I am trying the global atomics vs shared atomics code from NVIDIA blog https://developer.nvidia.com/blog/gpu-pro-tip-fast-histograms-using-shared-atomics-maxwell/
But when I am trying to profile with Nsight Compute CLI, it shows an error for the shared atomics kernel.
==PROF== Connected to process 16078
==PROF== Profiling "histogram_gmem_atomics" - 0: 0%....50%....100% - 1 pass
==PROF== Profiling "histogram_smem_atomics" - 1: 0%....50%....100% - 1 pass
==ERROR== LaunchFailed
==ERROR== LaunchFailed
==PROF== Trying to shutdown target application
==ERROR== The application returned an error code (9).

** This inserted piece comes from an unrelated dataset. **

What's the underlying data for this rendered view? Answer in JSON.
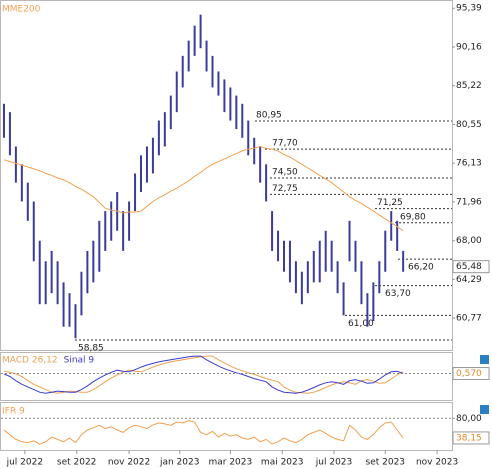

==ERROR== An error occurred while trying to profile.
==WARNING== Found outstanding GPU clock reset, trying to revert...Success.
[16078] histogram@127.0.0.1
histogram_gmem_atomics(const IN_TYPE *, int, int, unsigned int *), 2023-Mar-09 12:55:43, Context 1, Stream 7
Section: Command line profiler metrics
---------------------------------------------------------------------- --------------- ------------------------------
dram__bytes.sum.per_second Gbyte/second 13,98
---------------------------------------------------------------------- --------------- ------------------------------
histogram_smem_atomics(const IN_TYPE *, int, int, unsigned int *), 2023-Mar-09 12:55:43, Context 1, Stream 7
Section: Command line profiler metrics
---------------------------------------------------------------------- --------------- ------------------------------
dram__bytes.sum.per_second byte/second (!) nan
---------------------------------------------------------------------- --------------- ------------------------------
Why is this showing an error in ncu? For referance my main function looks like this:
#define NUM_BINS 480
#define NUM_PARTS 48
struct IN_TYPE
{
int x;
int y;
int z;
};
int main(){
int height = 480;
int width = height;
auto nThread = 16;
auto nBlock = (height) / nThread;
IN_TYPE* h_in_image, *d_in_image;
unsigned int* d_out_image;
h_in_image = (IN_TYPE *)malloc(height*width * sizeof(IN_TYPE));
cudaMalloc(&d_in_image, height*width * sizeof(IN_TYPE));
cudaMalloc(&d_out_image, height*width * sizeof(unsigned int));
for (int n = 0; n < (height*width); n++)
{
h_in_image[n].x = rand()%10;
h_in_image[n].y = rand()%10;
h_in_image[n].z = rand()%10;
}
cudaMemcpy(d_in_image, h_in_image, height*width * sizeof(IN_TYPE), cudaMemcpyHostToDevice);
histogram_gmem_atomics<<<nBlock, nThread>>>(d_in_image, width, height, d_out_image);
cudaDeviceSynchronize();
// not copying the results back as of now
histogram_smem_atomics<<<nBlock, nThread>>>(d_in_image, width, height, d_out_image);
cudaDeviceSynchronize();
}